Tchâm est une consonance orale camerounaise, signifiant à la fois « confidence » et « confrontation ». Cette ambivalence constitue le fil rouge de l’exposition, et plus largement de la pratique de Tayou, « sculpteur d’identités mouvantes », arpenteur du Tout-Monde glissantien. Le projet fait d’ailleurs partie de Échos Noir, une programmation hors les murs en dialogue avec l’exposition Paris Noir, actuellement présentée au Centre Pompidou.
Tchâm refuse toute forme de figement : ce n’est pas un mausolée, mais une école buissonnière, une cour de récréation, une œuvre totale pensée comme une expérience sensible, vivante et en mouvement.

Né en 1966 au Cameroun, Pascale Marthine Tayou est un artiste autodidacte dont le parcours atypique échappe aux classifications rapides. Arrivé enFrance au début des années 2000, il connaît une reconnaissance internationale après sa participation à deux rendez-vous majeurs de l’art contemporain : la Documenta 11 de Cassel (2002), puis la Biennale de Venise (2005 et 2009). Depuis, il expose sur tous les continents : de Londres à Séoul, en passant par Sydney, Istanbul ou New York. Aujourd’hui installé en Belgique, Tayou développe une œuvre prolifique, hybride et transversale, qui traverse aussi bien les médiums que les thématiques : des questions postcoloniales à une réflexion sur la mondialisation, les identités, l’écologie, les récits diasporiques et les tensions de l’histoire. Derrière le « e » ajouté à son prénom, un clin d’œil ironique : une manière discrète mais éloquente de questionner les normes genrées et de brouiller les repères.
Pour Tayou, les œuvres sont des épices parsemées dans l’espace. Et c’est sous la forme d’une invitation à ce pèlerinage que l’on découvre, dès l’entrée, les Colorful Stones. Des cubes de granite coloré suspendus au mur, balises chromatiques qui accompagnent le visiteur tout au long d’une traversée presque initiatique. Elles nous guident d’abord aux fameuses statues colons, insérées dans des corbeilles à ramasser le café, dans un acte de réappropriation ironique.

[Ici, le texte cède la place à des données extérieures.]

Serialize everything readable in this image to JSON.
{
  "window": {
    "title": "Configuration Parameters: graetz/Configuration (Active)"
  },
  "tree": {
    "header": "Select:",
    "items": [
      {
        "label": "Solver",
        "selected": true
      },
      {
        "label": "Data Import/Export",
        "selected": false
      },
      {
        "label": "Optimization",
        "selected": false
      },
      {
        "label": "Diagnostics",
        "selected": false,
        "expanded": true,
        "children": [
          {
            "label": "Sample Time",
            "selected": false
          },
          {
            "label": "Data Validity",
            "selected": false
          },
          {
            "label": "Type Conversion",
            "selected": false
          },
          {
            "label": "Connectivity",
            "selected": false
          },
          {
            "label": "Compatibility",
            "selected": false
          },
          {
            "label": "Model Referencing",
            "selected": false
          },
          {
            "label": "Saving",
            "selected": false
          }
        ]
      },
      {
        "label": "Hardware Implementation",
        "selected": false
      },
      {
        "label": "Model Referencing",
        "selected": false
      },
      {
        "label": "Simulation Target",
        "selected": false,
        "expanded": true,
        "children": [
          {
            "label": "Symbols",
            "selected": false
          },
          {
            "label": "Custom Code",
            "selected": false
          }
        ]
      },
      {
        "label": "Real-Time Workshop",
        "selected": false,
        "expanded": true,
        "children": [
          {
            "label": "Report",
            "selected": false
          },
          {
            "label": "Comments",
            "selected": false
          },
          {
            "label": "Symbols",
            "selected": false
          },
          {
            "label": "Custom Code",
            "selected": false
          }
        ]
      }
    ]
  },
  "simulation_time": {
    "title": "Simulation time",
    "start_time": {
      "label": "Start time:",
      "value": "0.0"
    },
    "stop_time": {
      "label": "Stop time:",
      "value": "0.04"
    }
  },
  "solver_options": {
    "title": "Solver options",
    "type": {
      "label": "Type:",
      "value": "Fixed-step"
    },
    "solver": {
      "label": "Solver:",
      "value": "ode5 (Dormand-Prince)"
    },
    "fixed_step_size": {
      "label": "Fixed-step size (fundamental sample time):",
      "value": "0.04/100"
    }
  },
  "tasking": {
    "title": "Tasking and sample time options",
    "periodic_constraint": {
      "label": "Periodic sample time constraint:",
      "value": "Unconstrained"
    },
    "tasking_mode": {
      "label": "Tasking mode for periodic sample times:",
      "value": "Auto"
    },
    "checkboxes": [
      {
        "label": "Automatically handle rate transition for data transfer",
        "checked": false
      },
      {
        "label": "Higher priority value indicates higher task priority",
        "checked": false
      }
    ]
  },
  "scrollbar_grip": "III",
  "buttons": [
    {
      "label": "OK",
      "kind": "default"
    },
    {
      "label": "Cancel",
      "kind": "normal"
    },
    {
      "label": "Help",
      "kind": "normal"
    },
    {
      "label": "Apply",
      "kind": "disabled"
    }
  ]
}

On découvre également les poétiques Chalks Waves, fresques composées de craies minutieusement placées pour former des vagues sinueuses. Ces abstractions en mouvement évoquent la transmission du savoir, la craie étant un outil éducatif essentiel en Afrique de l’Ouest. Un univers visuel de l’enfance, cher à l’artiste. Cette dimension espiègle et douce, traversée par une nostalgie volontaire, se retrouve dans toute l’exposition.


L’œuvre Épines douces présente des pieux en bois colorés, semblables à d’immenses crayons de couleur, où la menace se teinte de tendresse. Juste à côté, Garden House déploie un faux village fait de photographies collées sur des panneaux et ponctué d’objets-outils, comme un décor fragile où l’image et le geste se rencontrent. Plus loin, le regard s’attarde sur des paillettes glissées dans des peaux, écho aux rituels sud-américains. Les Dirty Mirrors qui y font face distillent nos reflets, dans des gravures colorées, détails secrets à peine visibles. Des néons lumineux évoquent quant à eux l’amour de l’autre, comme un mantra totémique.



Cette énergie fluide se retrouve dans l’usage récurrent de matériaux quotidiens. Les œuvres issues de la série Plastic Bags, présentées pour la première fois à la Galleria Continua en 2001, réapparaissent ici dans de nouvelles configurations. Les sacs plastiques fins et colorés, omniprésents dans le paysage urbain d’Afrique de l’Ouest, incarnent une mémoire diasporique à la fois vivante, artisanale et marquée par la question du rebut. Tayou les transforme en surfaces vibrantes, en peaux collectives. Il en va de même avec les calebasses, objets naturels érigés en œuvres d’art.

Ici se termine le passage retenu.